I pursed my lips and hummed. Atsumu flashed a relieved smile. "Let's sit over there and talk" he referred to the wooden bench placed under the cherry blossom tree near to the entrance gate. I turned my head behind and hummed again.

"It's been a while" he was the first one to break the awkward silence. I held my hands together, fingers intertwined with each other. My heart couldn't stop from racing. Why does my heart feel so heavy? Why do I feel so nervous?

I hummed, nodding my head silently. He kept the smile on his lips still, "How long was it again? Maybe two... Or three weeks? Could even be four" he cackled awkwardly. I let out a sigh. "Let's get to the thing that you wanted to say" I mumbled. The smile on his face faded and he sighed, humming after.

"I know you've been avoiding me. You didn't pick up any of my calls, not replying to my messages, even had me inboxed" he begun. I hummed, giving him a quick and short response. He stared at my side for a few seconds before adjusting his position on the bench, sitting facing to the front. He held his hands together and cleared his throat.

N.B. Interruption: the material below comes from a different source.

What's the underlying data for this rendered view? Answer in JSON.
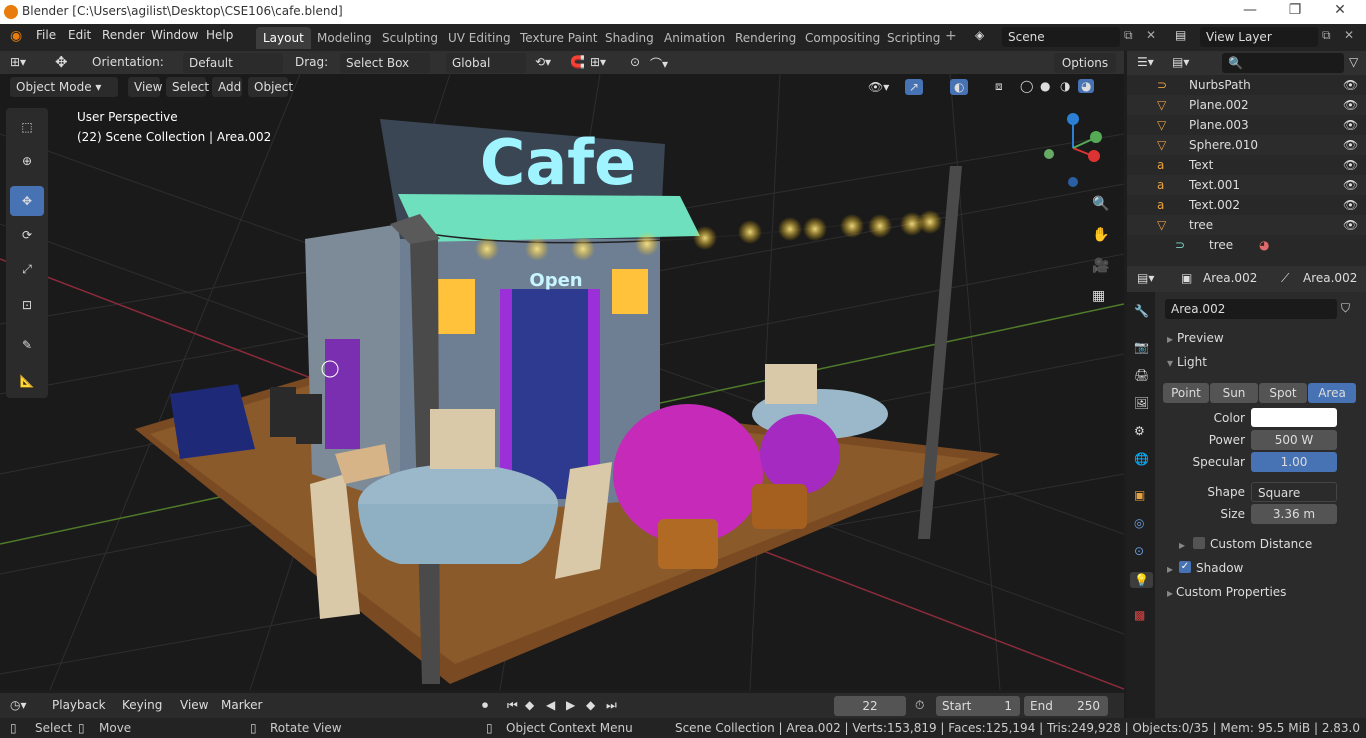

"You know... You no longer have to do that" he said. I quirked an eyebrow. I didn't get what he meant.

"I'm dropping out of college"


I quickly turned my head to look up at him, eyes widened as I was too surprised with that sudden decision of him. I furrowed my eyebrows, implying a why at him and he read me well.

"Too many things happened while you were away. I got benched and that had father to go feral on me. Me gotten benched was unacceptable for him... He even asked me why, what actually happened to me" he scoffed, faking a chuckle. "And I told him that I was acting like that because..." he hesitated. "Because I just lost a person who I love so much" he pursed his lips. "But he was being stubborn, he didn't understand the pain I was carrying. He said that I willed to ruin my career in volleyball just because of this break-up. He didn't know how painful was it for me"

My heart raced faster. The nervousness in me kept rising.

"And that made him to come up with an idea of sending me abroad... To Brazil" he looked down at me.

And that's how my heart broke into pieces. Abroad? Brazil? For what?

"I'll be starting a new life, a new career in volleyball there" he uttered.

My eyes started to get wet. Why do I feel sad? Didn't we end it in a good way? It's been two weeks, y/n. You should have been okay by now. Why are you tearing up?

He stared at me for a minute with a sad look on his face before he forced a smile to hide his sadness. "I know I shouldn't bring this up but I just want to talk about this... One last time" he cleared his throat. "That night... I didn't do it" he shook his head slowly. "I really didn't. Maybe you forgot but I once said this to you; I might be a dick, but I will never fool you. I said this when we watched the movie at your place"

"I didn't really abandon you, neglect you, ignore you. I was there... watching from you afar. I have never begged someone but I did it for the sake of you. I begged Osamu to help me out; passing you the medicines when you were sick, drive you here and there, to ensure you that you eat well, rest well, and live happily. I did that behind you because you're still my girlfriend even how mad I was at you. You're still one of my priority and I can't just let you be just like that. It's just... The ego always won me over. I can't help but to feel disappointed in you when you told me what happened between you and..." he stopped for a while before continued, "Suna".

He took a deep breath and looked up at the blue-ish sky, smiling softly. "I also did think of having my own family with you, y/n" that's how I dropped a tear.